DeSantis, who rose to national prominence over his embrace of right-wing culture war issues after winning the 2018 Florida gubernatorial race, is viewed by many as the Republican most likely to defeat Trump in the GOP primary election next year, though Trump remains the frontrunner. Some Republicans have said the Republican Party should move on from Trump after many of his endorsed candidates faltered during the 2022 midterms and have pointed to DeSantis as a potential alternative to move forward conservative policies.
However, not all Republicans view him as a strong general election candidate, despite polls suggesting he could beat President Joe Biden. GOP critics have warned that his stance on abortion, LGBTQ+ rights and other social issues could alienate swing voters in key battleground states.
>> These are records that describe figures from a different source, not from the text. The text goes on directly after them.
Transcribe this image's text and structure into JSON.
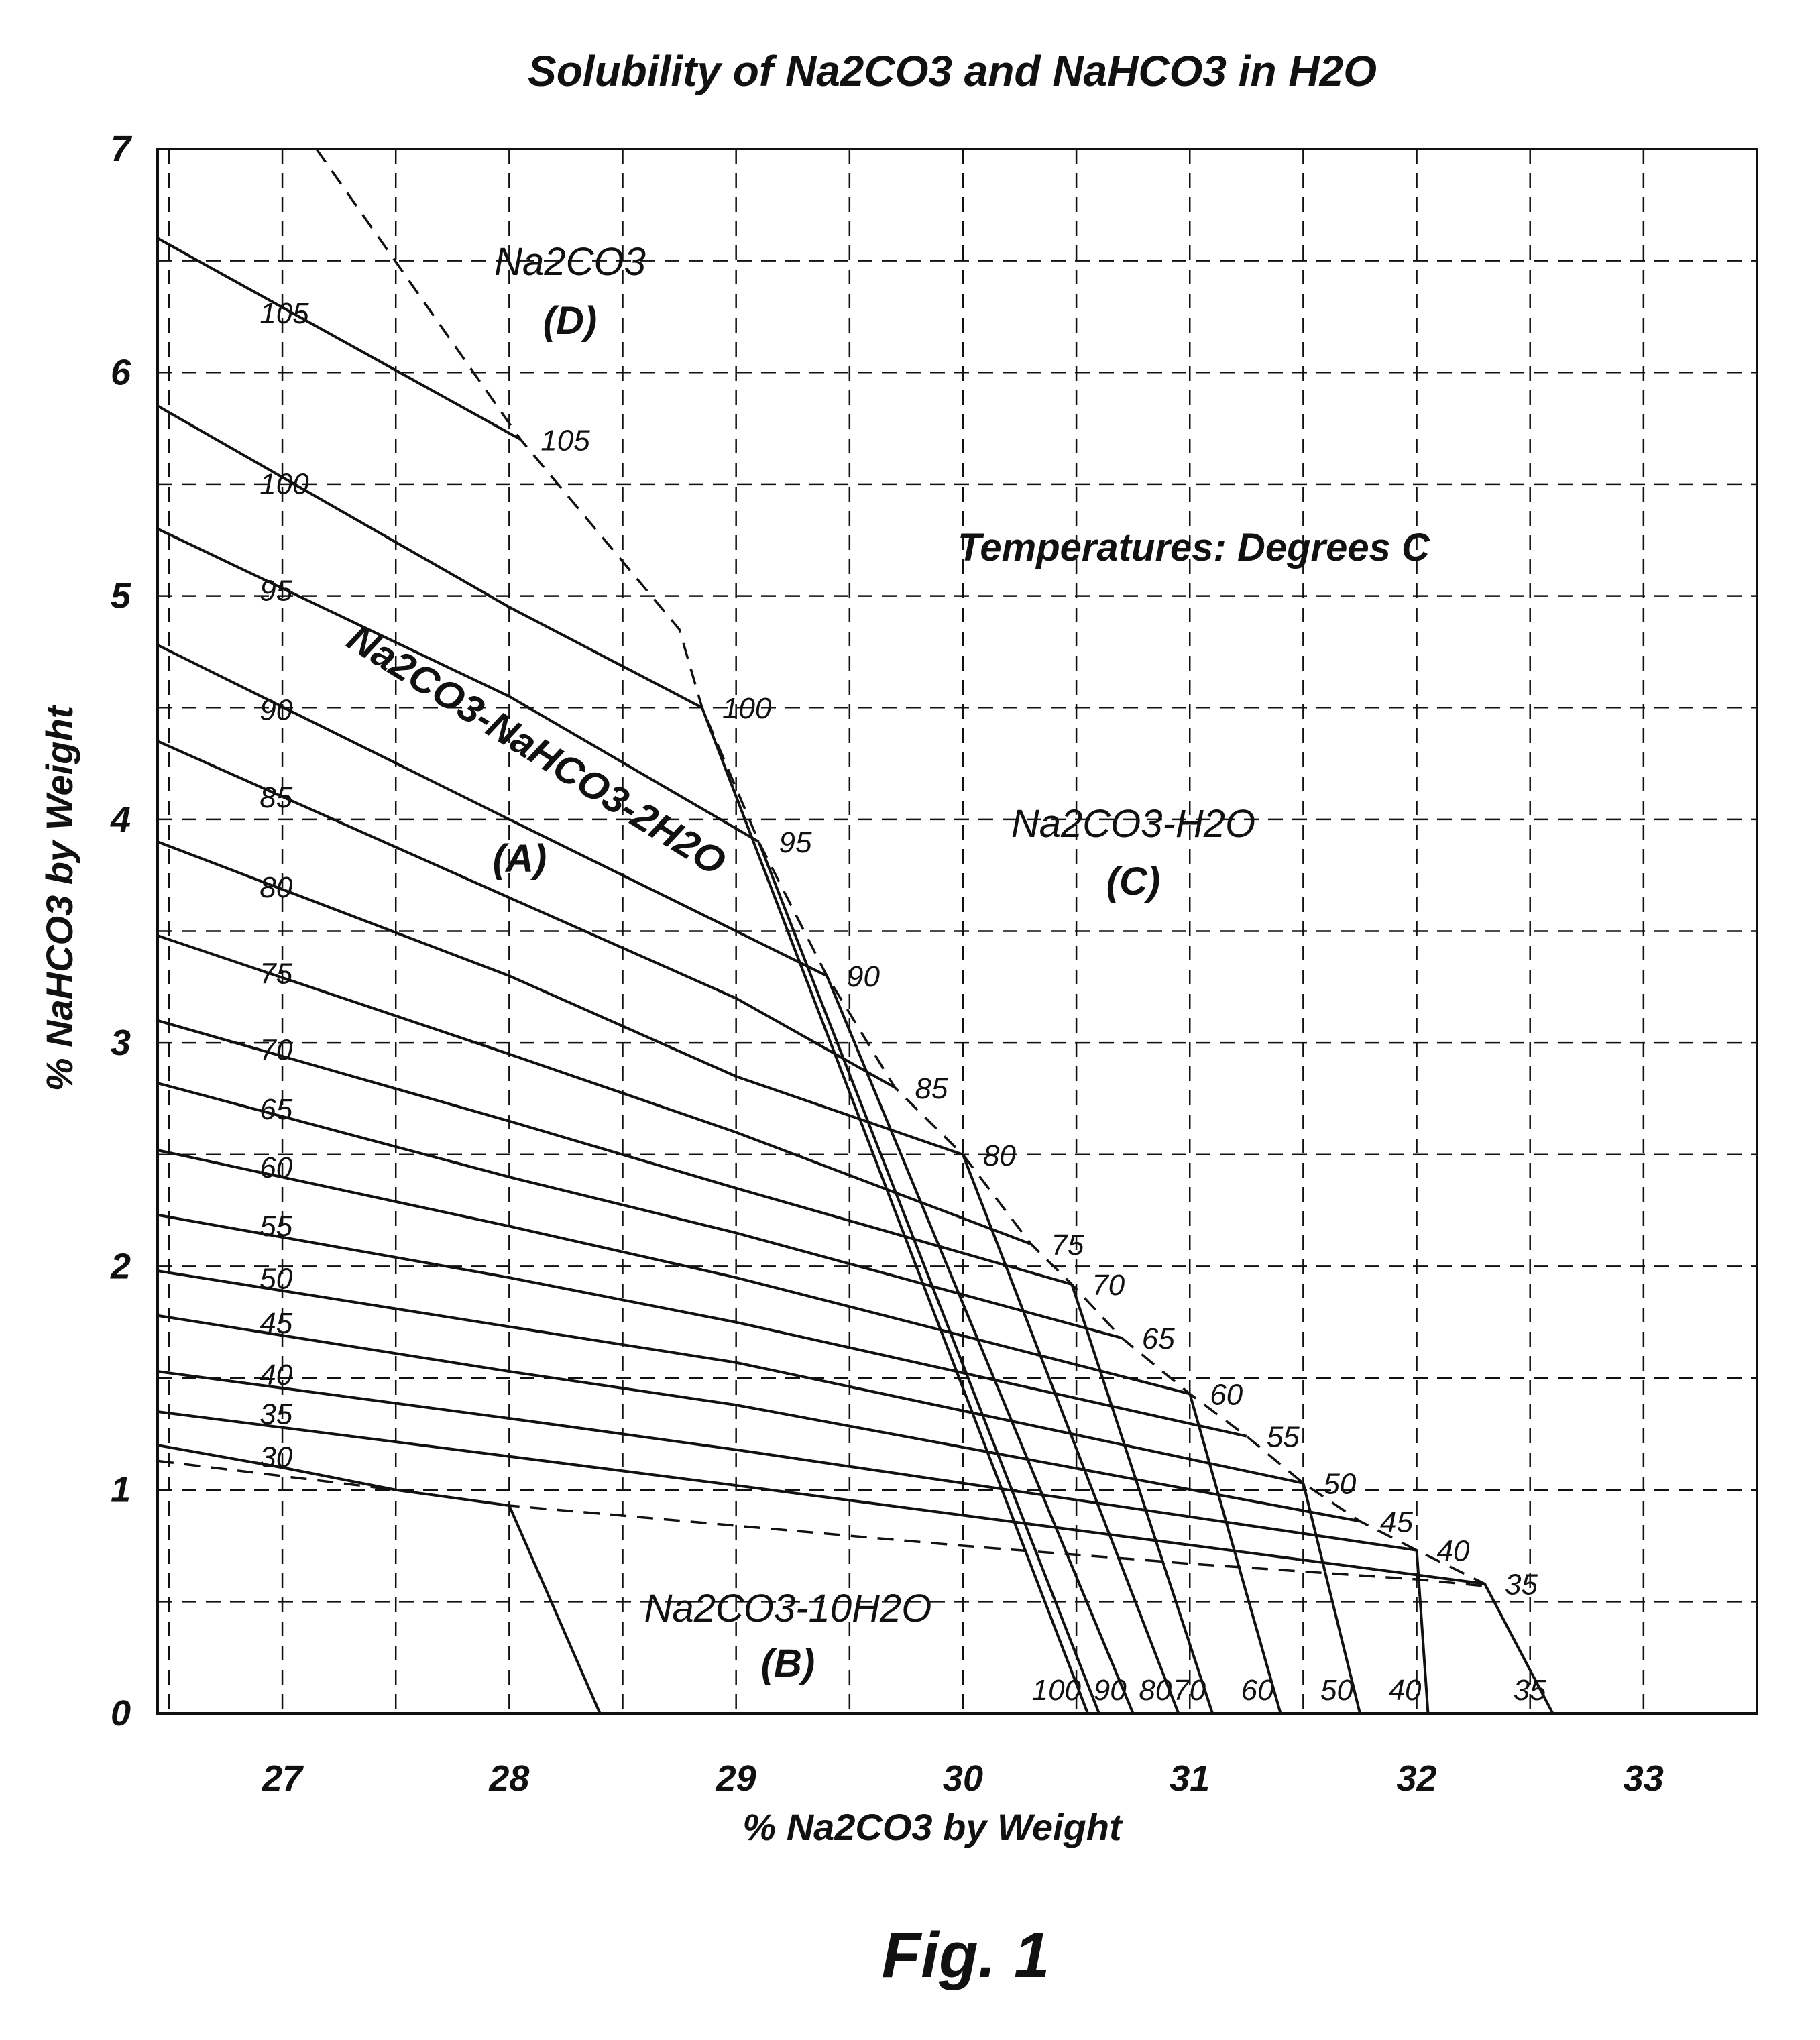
{
  "chart_data": {
    "type": "line",
    "title": "Solubility of Na2CO3 and NaHCO3 in H2O",
    "xlabel": "% Na2CO3 by Weight",
    "ylabel": "% NaHCO3 by Weight",
    "xlim": [
      26.45,
      33.5
    ],
    "ylim": [
      0,
      7
    ],
    "x_ticks": [
      "27",
      "28",
      "29",
      "30",
      "31",
      "32",
      "33"
    ],
    "y_ticks": [
      "0",
      "1",
      "2",
      "3",
      "4",
      "5",
      "6",
      "7"
    ],
    "grid": true,
    "annotation": "Temperatures: Degrees C",
    "regions": [
      {
        "label": "Na2CO3",
        "sub": "(D)"
      },
      {
        "label": "Na2CO3-NaHCO3-2H2O",
        "sub": "(A)"
      },
      {
        "label": "Na2CO3-H2O",
        "sub": "(C)"
      },
      {
        "label": "Na2CO3-10H2O",
        "sub": "(B)"
      }
    ],
    "isotherms": [
      {
        "name": "105",
        "x": [
          26.45,
          28.05
        ],
        "y": [
          6.6,
          5.7
        ]
      },
      {
        "name": "100",
        "x": [
          26.45,
          28.0,
          28.85
        ],
        "y": [
          5.85,
          4.95,
          4.5
        ]
      },
      {
        "name": "95",
        "x": [
          26.45,
          28.0,
          29.1
        ],
        "y": [
          5.3,
          4.55,
          3.9
        ]
      },
      {
        "name": "90",
        "x": [
          26.45,
          28.0,
          29.4
        ],
        "y": [
          4.78,
          4.0,
          3.3
        ]
      },
      {
        "name": "85",
        "x": [
          26.45,
          28.0,
          29.0,
          29.7
        ],
        "y": [
          4.35,
          3.65,
          3.2,
          2.8
        ]
      },
      {
        "name": "80",
        "x": [
          26.45,
          28.0,
          29.0,
          30.0
        ],
        "y": [
          3.9,
          3.3,
          2.85,
          2.5
        ]
      },
      {
        "name": "75",
        "x": [
          26.45,
          28.0,
          29.0,
          30.3
        ],
        "y": [
          3.48,
          2.95,
          2.6,
          2.1
        ]
      },
      {
        "name": "70",
        "x": [
          26.45,
          28.0,
          29.0,
          30.48
        ],
        "y": [
          3.1,
          2.65,
          2.35,
          1.92
        ]
      },
      {
        "name": "65",
        "x": [
          26.45,
          28.0,
          29.0,
          30.7
        ],
        "y": [
          2.82,
          2.4,
          2.15,
          1.68
        ]
      },
      {
        "name": "60",
        "x": [
          26.45,
          28.0,
          29.0,
          31.0
        ],
        "y": [
          2.52,
          2.18,
          1.95,
          1.43
        ]
      },
      {
        "name": "55",
        "x": [
          26.45,
          28.0,
          29.0,
          31.25
        ],
        "y": [
          2.23,
          1.95,
          1.75,
          1.24
        ]
      },
      {
        "name": "50",
        "x": [
          26.45,
          28.0,
          29.0,
          31.5
        ],
        "y": [
          1.98,
          1.73,
          1.57,
          1.03
        ]
      },
      {
        "name": "45",
        "x": [
          26.45,
          28.0,
          29.0,
          31.75
        ],
        "y": [
          1.78,
          1.53,
          1.38,
          0.86
        ]
      },
      {
        "name": "40",
        "x": [
          26.45,
          28.0,
          29.0,
          32.0
        ],
        "y": [
          1.53,
          1.32,
          1.18,
          0.73
        ]
      },
      {
        "name": "35",
        "x": [
          26.45,
          28.0,
          29.0,
          32.3
        ],
        "y": [
          1.35,
          1.15,
          1.02,
          0.58
        ]
      },
      {
        "name": "30",
        "x": [
          26.45,
          27.0,
          27.5,
          28.0
        ],
        "y": [
          1.2,
          1.1,
          1.0,
          0.93
        ]
      }
    ],
    "upper_boundary": {
      "style": "dashed",
      "x": [
        27.15,
        28.05,
        28.75,
        28.85,
        29.1,
        29.4,
        29.7,
        30.0,
        30.3,
        30.48,
        30.7,
        31.0,
        31.25,
        31.5,
        31.75,
        32.0,
        32.3
      ],
      "y": [
        7.0,
        5.7,
        4.85,
        4.5,
        3.9,
        3.3,
        2.8,
        2.5,
        2.1,
        1.92,
        1.68,
        1.43,
        1.24,
        1.03,
        0.86,
        0.73,
        0.58
      ]
    },
    "lower_boundary": {
      "style": "dashed",
      "x": [
        26.45,
        27.5,
        28.0,
        29.0,
        30.0,
        31.0,
        32.0,
        32.3
      ],
      "y": [
        1.13,
        1.0,
        0.93,
        0.84,
        0.75,
        0.67,
        0.6,
        0.57
      ]
    },
    "descending_lines": [
      {
        "name": "100",
        "x": [
          28.85,
          30.55
        ],
        "y": [
          4.5,
          0.0
        ]
      },
      {
        "name": "95",
        "x": [
          29.1,
          30.6
        ],
        "y": [
          3.9,
          0.0
        ]
      },
      {
        "name": "90",
        "x": [
          29.4,
          30.75
        ],
        "y": [
          3.3,
          0.0
        ]
      },
      {
        "name": "80",
        "x": [
          30.0,
          30.95
        ],
        "y": [
          2.5,
          0.0
        ]
      },
      {
        "name": "70",
        "x": [
          30.48,
          31.1
        ],
        "y": [
          1.92,
          0.0
        ]
      },
      {
        "name": "60",
        "x": [
          31.0,
          31.4
        ],
        "y": [
          1.43,
          0.0
        ]
      },
      {
        "name": "50",
        "x": [
          31.5,
          31.75
        ],
        "y": [
          1.03,
          0.0
        ]
      },
      {
        "name": "40",
        "x": [
          32.0,
          32.05
        ],
        "y": [
          0.73,
          0.0
        ]
      },
      {
        "name": "35",
        "x": [
          32.3,
          32.6
        ],
        "y": [
          0.58,
          0.0
        ]
      },
      {
        "name": "",
        "x": [
          28.0,
          28.4
        ],
        "y": [
          0.93,
          0.0
        ]
      }
    ],
    "left_labels": [
      "105",
      "100",
      "95",
      "90",
      "85",
      "80",
      "75",
      "70",
      "65",
      "60",
      "55",
      "50",
      "45",
      "40",
      "35",
      "30"
    ],
    "boundary_labels": [
      "105",
      "100",
      "95",
      "90",
      "85",
      "80",
      "75",
      "70",
      "65",
      "60",
      "55",
      "50",
      "45",
      "40",
      "35"
    ],
    "bottom_labels": [
      "100",
      "90",
      "80",
      "70",
      "60",
      "50",
      "40",
      "35"
    ]
  },
  "figure_label": "Fig. 1"
}
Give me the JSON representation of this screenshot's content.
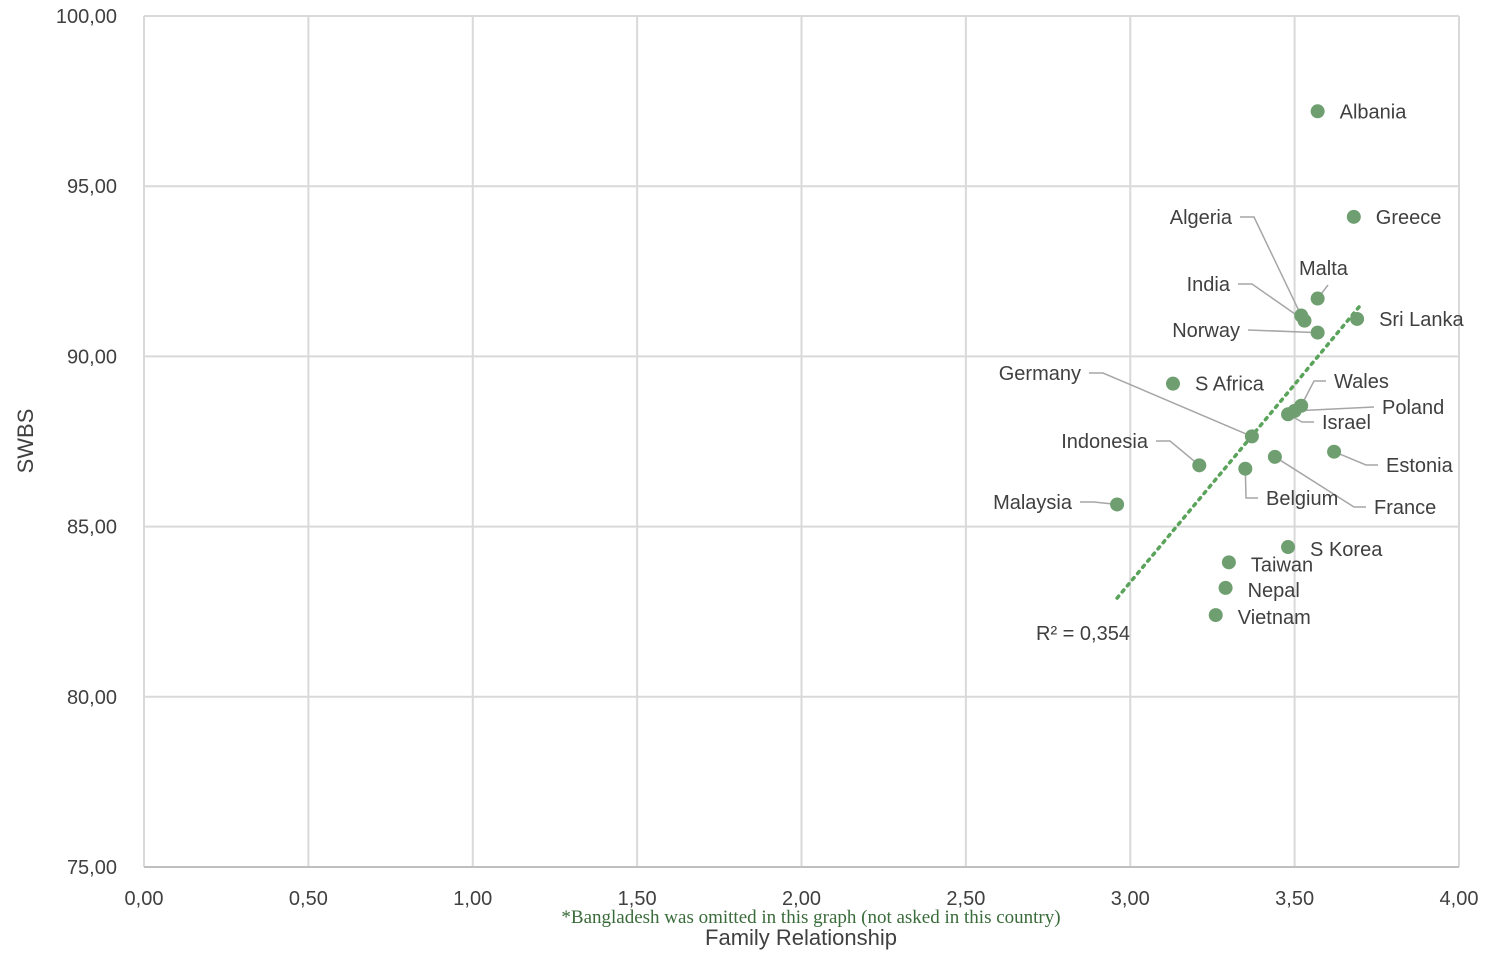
{
  "chart_data": {
    "type": "scatter",
    "title": "",
    "xlabel": "Family Relationship",
    "ylabel": "SWBS",
    "xlim": [
      0,
      4
    ],
    "ylim": [
      75,
      100
    ],
    "x_ticks": [
      "0,00",
      "0,50",
      "1,00",
      "1,50",
      "2,00",
      "2,50",
      "3,00",
      "3,50",
      "4,00"
    ],
    "y_ticks": [
      "75,00",
      "80,00",
      "85,00",
      "90,00",
      "95,00",
      "100,00"
    ],
    "grid": true,
    "legend": "none",
    "point_color": "#6f9f70",
    "trendline": {
      "type": "linear",
      "style": "dotted",
      "color": "#5aa35a",
      "x_range": [
        2.96,
        3.7
      ],
      "y_range": [
        82.9,
        91.5
      ],
      "r_squared_label": "R² = 0,354"
    },
    "points": [
      {
        "label": "Albania",
        "x": 3.57,
        "y": 97.2
      },
      {
        "label": "Greece",
        "x": 3.68,
        "y": 94.1
      },
      {
        "label": "Algeria",
        "x": 3.52,
        "y": 91.2
      },
      {
        "label": "Malta",
        "x": 3.57,
        "y": 91.7
      },
      {
        "label": "India",
        "x": 3.53,
        "y": 91.05
      },
      {
        "label": "Sri Lanka",
        "x": 3.69,
        "y": 91.1
      },
      {
        "label": "Norway",
        "x": 3.57,
        "y": 90.7
      },
      {
        "label": "S Africa",
        "x": 3.13,
        "y": 89.2
      },
      {
        "label": "Germany",
        "x": 3.37,
        "y": 87.65
      },
      {
        "label": "Wales",
        "x": 3.52,
        "y": 88.55
      },
      {
        "label": "Poland",
        "x": 3.5,
        "y": 88.4
      },
      {
        "label": "Israel",
        "x": 3.48,
        "y": 88.3
      },
      {
        "label": "Indonesia",
        "x": 3.21,
        "y": 86.8
      },
      {
        "label": "Estonia",
        "x": 3.62,
        "y": 87.2
      },
      {
        "label": "France",
        "x": 3.44,
        "y": 87.05
      },
      {
        "label": "Belgium",
        "x": 3.35,
        "y": 86.7
      },
      {
        "label": "Malaysia",
        "x": 2.96,
        "y": 85.65
      },
      {
        "label": "S Korea",
        "x": 3.48,
        "y": 84.4
      },
      {
        "label": "Taiwan",
        "x": 3.3,
        "y": 83.95
      },
      {
        "label": "Nepal",
        "x": 3.29,
        "y": 83.2
      },
      {
        "label": "Vietnam",
        "x": 3.26,
        "y": 82.4
      }
    ]
  },
  "footnote": {
    "text": "*Bangladesh was omitted in this graph (not asked in this country)",
    "color": "#3a6b3a"
  }
}
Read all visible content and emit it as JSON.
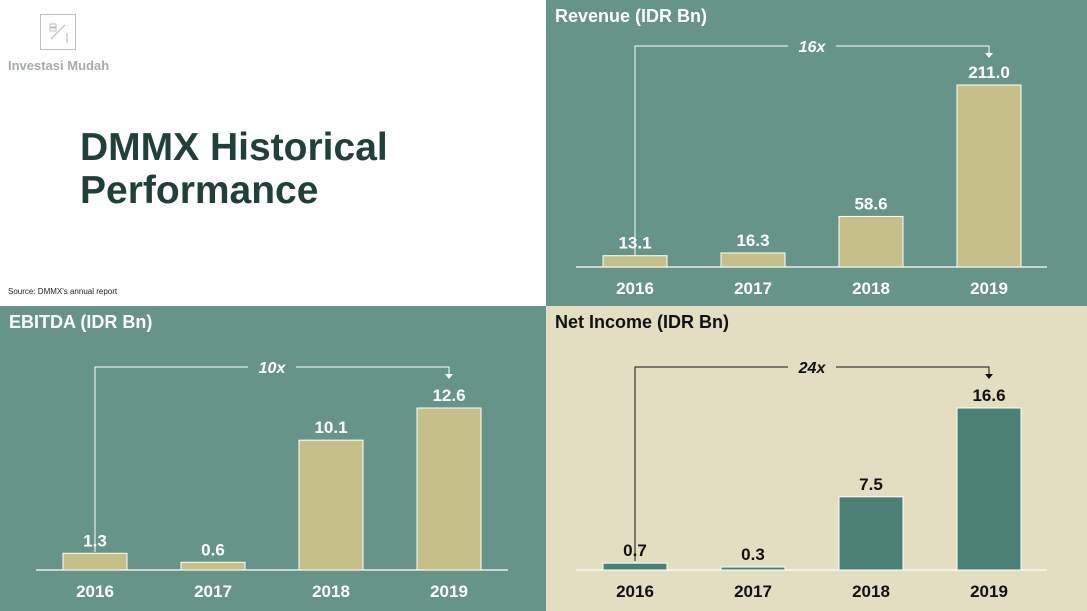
{
  "brand": {
    "name": "Investasi Mudah"
  },
  "page": {
    "title_line1": "DMMX Historical",
    "title_line2": "Performance",
    "source": "Source: DMMX's annual report"
  },
  "colors": {
    "teal_bg": "#669488",
    "cream_bg": "#e3dec2",
    "khaki_bar": "#c6bf88",
    "teal_bar": "#4a8174",
    "dark_text": "#20413a"
  },
  "chart_data": [
    {
      "id": "revenue",
      "type": "bar",
      "title": "Revenue (IDR Bn)",
      "categories": [
        "2016",
        "2017",
        "2018",
        "2019"
      ],
      "values": [
        13.1,
        16.3,
        58.6,
        211.0
      ],
      "value_labels": [
        "13.1",
        "16.3",
        "58.6",
        "211.0"
      ],
      "annotation": "16x",
      "ylim": [
        0,
        240
      ],
      "grid": false
    },
    {
      "id": "ebitda",
      "type": "bar",
      "title": "EBITDA (IDR Bn)",
      "categories": [
        "2016",
        "2017",
        "2018",
        "2019"
      ],
      "values": [
        1.3,
        0.6,
        10.1,
        12.6
      ],
      "value_labels": [
        "1.3",
        "0.6",
        "10.1",
        "12.6"
      ],
      "annotation": "10x",
      "ylim": [
        0,
        14
      ],
      "grid": false
    },
    {
      "id": "net-income",
      "type": "bar",
      "title": "Net Income (IDR Bn)",
      "categories": [
        "2016",
        "2017",
        "2018",
        "2019"
      ],
      "values": [
        0.7,
        0.3,
        7.5,
        16.6
      ],
      "value_labels": [
        "0.7",
        "0.3",
        "7.5",
        "16.6"
      ],
      "annotation": "24x",
      "ylim": [
        0,
        20
      ],
      "grid": false
    }
  ]
}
Del Percio, during an appearance on MSNBC’s The Reid Out on Friday, cast doubt that DeSantis would be a strong candidate.
She ridiculed DeSantis’s campaign strategy, saying that he is not the strong alternative conservative to Trump many Republicans purport him to be. She also pointed to DeSantis’s “policy baggage” as well as polls that suggest he is unpopular among women voters.
“You look at independent women, and one of Ron DeSantis’s biggest things is, ‘I can win a general election,” she said while laughing. “Women in Florida hate him by 61 percent. I don’t understand. It makes no sense that he’s touting himself as an alternative to Donald Trump, when actually, his baggage is policy baggage, which is much more dangerous to carry around in the general election.”
She added that DeSantis “misunderstood” his 2022 victory, which saw him defeat former Florida Governor Charlie Crist by more than 19 percentage points. She said that his win does not indicate a mandate from Florida voters, but rather that Democrats did not turn out to vote.
“He really didn’t get what was driving people,” she said. “It was nothing. They didn’t show up. I mean, that was a big difference. 900,000 fewer votes cast on the Democratic line from 2018 to 2022. So people maybe didn’t come out against him, but they didn’t come out for him either.”
Newsweek reached out to DeSantis’s office for comment via email.
DeSantis has not yet formally announced a campaign, but his recent travels across the United States to promote his book—including to early-voting states like Iowa—has further fueled speculation that a presidential campaign is imminent.
Polling has long suggested DeSantis is the Republican with the greatest chance of beating Trump, but the former president’s lead has grown in recent months. A Harvard-Harris poll, that was taken between May 17 to 18 among 2,004 registered voters, found Trump leading by 42 points—more than double in a previous poll conducted in January.